Es ist bekannt, daß in Spanien bei der Spaltung der Internationalen die Mitglieder der geheimen Allianz die Oberhand behielten; weitaus die größere Mehrzahl der spanischen Arbeiter hing ihnen an. Als nun im Februar 1873 die Republik proklamiert wurde, kamen die spanischen Allianzisten in eine sehr schwierige Lage. Spanien ist ein in der Industrie so sehr zurückgebliebenes Land, daß dort von einer sofortigen vollständigen Emanzipation der[476] Arbeiterklasse noch gar nicht die Rede sein kann. Ehe es dahin kommt, muß Spanien noch verschiedne Vorstufen der Entwicklung durchmachen und eine ganze Reihe von Hindernissen aus dem Wege räumen.
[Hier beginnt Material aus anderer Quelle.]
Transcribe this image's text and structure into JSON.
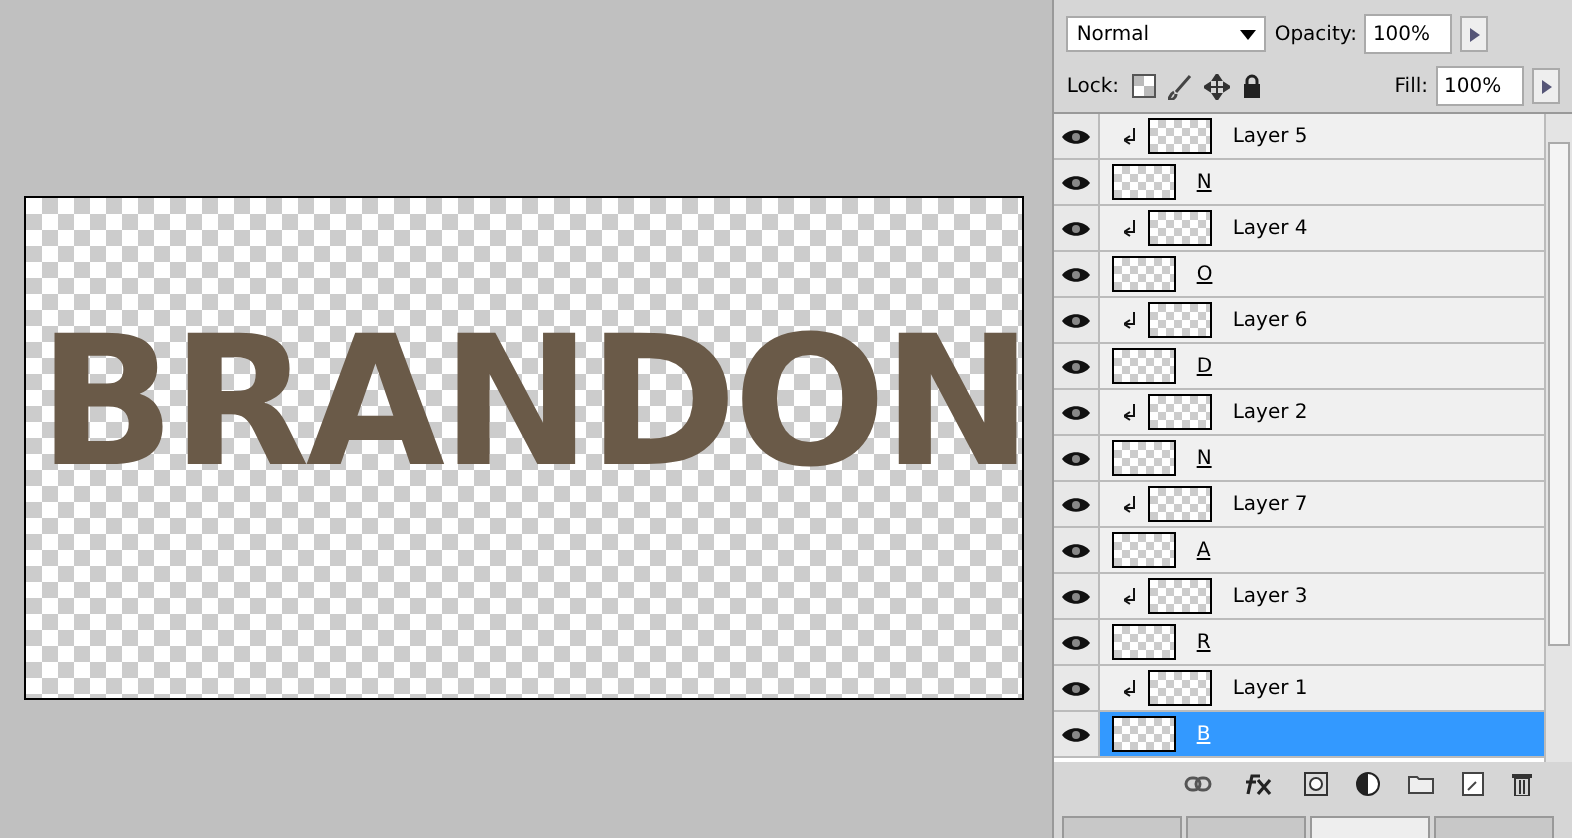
{
  "canvas": {
    "lettering": "BRANDON"
  },
  "layers_panel": {
    "blend_mode": "Normal",
    "opacity_label": "Opacity:",
    "opacity": "100%",
    "lock_label": "Lock:",
    "fill_label": "Fill:",
    "fill": "100%",
    "layers": [
      {
        "kind": "clip",
        "name": "Layer 5",
        "visible": true,
        "selected": false
      },
      {
        "kind": "shape",
        "name": "N",
        "visible": true,
        "selected": false
      },
      {
        "kind": "clip",
        "name": "Layer 4",
        "visible": true,
        "selected": false
      },
      {
        "kind": "shape",
        "name": "O",
        "visible": true,
        "selected": false
      },
      {
        "kind": "clip",
        "name": "Layer 6",
        "visible": true,
        "selected": false
      },
      {
        "kind": "shape",
        "name": "D",
        "visible": true,
        "selected": false
      },
      {
        "kind": "clip",
        "name": "Layer 2",
        "visible": true,
        "selected": false
      },
      {
        "kind": "shape",
        "name": "N",
        "visible": true,
        "selected": false
      },
      {
        "kind": "clip",
        "name": "Layer 7",
        "visible": true,
        "selected": false
      },
      {
        "kind": "shape",
        "name": "A",
        "visible": true,
        "selected": false
      },
      {
        "kind": "clip",
        "name": "Layer 3",
        "visible": true,
        "selected": false
      },
      {
        "kind": "shape",
        "name": "R",
        "visible": true,
        "selected": false
      },
      {
        "kind": "clip",
        "name": "Layer 1",
        "visible": true,
        "selected": false
      },
      {
        "kind": "shape",
        "name": "B",
        "visible": true,
        "selected": true
      }
    ],
    "bottom_tabs": [
      {
        "selected": false
      },
      {
        "selected": false
      },
      {
        "selected": true
      },
      {
        "selected": false
      }
    ]
  }
}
Den Verlauf dieser Vorstufen in die kürzestmögliche Zeitdauer zusammenzudrängen, diese Hindernisse rasch zu beseitigen – dazu bot die Republik die Gelegenheit. Diese Gelegenheit konnte aber nur benutzt werden durch tätiges politisches Eingreifen der spanischen Arbeiterklasse. Dies fühlte die Masse der Arbeiter; sie drang überall darauf, daß man sich an den Ereignissen beteilige, daß man die Gelegenheit zum Handeln benutze, statt, wie bisher, den besitzenden Klassen das Feld für ihre Aktion und ihre Intrigen frei zu lassen. Die Regierung schrieb die Wahlen aus zu den konstituierenden Cortes; welche Stellung sollte die Internationale nehmen? Die Häupter der Bakunisten waren in der größten Verlegenheit. Eine fortgesetzte politische Untätigkeit erschien von Tag zu Tag lächerlicher und unmöglicher; die Arbeiter wollten »Taten sehn«. Andrerseits hatten die Allianzisten seit Jahren gepredigt, daß man an keiner Revolution sich beteiligen dürfe, die nicht die sofortige volle Emanzipation der Arbeiterklasse zum Ziel habe, daß die Vornahme irgendwelcher politischen Handlung die Anerkennung des Staats, dieses Prinzips des Bösen, in sich schließe und daß daher namentlich die Teilnahme an irgendwelcher Wahl ein todeswürdiges Verbrechen sei. Wie sie sich aus dieser Klemme zogen, lehrt der angeführte Madrider Bericht:
»Dieselben Leute, welche den Haager Beschluß über die politische Haltung der Arbeiterklasse verwarfen und die Statuten der Assoziation mit Füßen traten und damit en Zwiespalt, den Kampf und die Unordnung in die spanische Internationale einführten; dieselben Leute, die die Schamlosigkeit hatten, uns in den Augen der Arbeiter als ehrgeizige Stellenjäger darzustellen, welche unter dem Vorwand, die Arbeiterklasse zur Herrschaft zu bringen, sich selbst die Herrschaft erobern wollten; dieselben Leute, die sich autonome, anarchistische Revolutionäre usw. nennen, haben sich bei dieser Gelegenheit mit Eifer darauf geworfen, in Politik zu machen, aber in der allerschlimmsten, in der Bourgeoispolitik. Sie haben nicht dafür gearbeitet, der Arbeiterklasse die politische Macht zu verschaffen – diese Idee verabscheuen sie im Gegenteil –, sondern einem Bruchteil der Bourgeoisie ans Ruder zu verhelfen, der aus Abenteurern. Ehrgeizigen und Stellenjägern besteht, und sich intransigente (unversöhnliche) Republikaner nennt.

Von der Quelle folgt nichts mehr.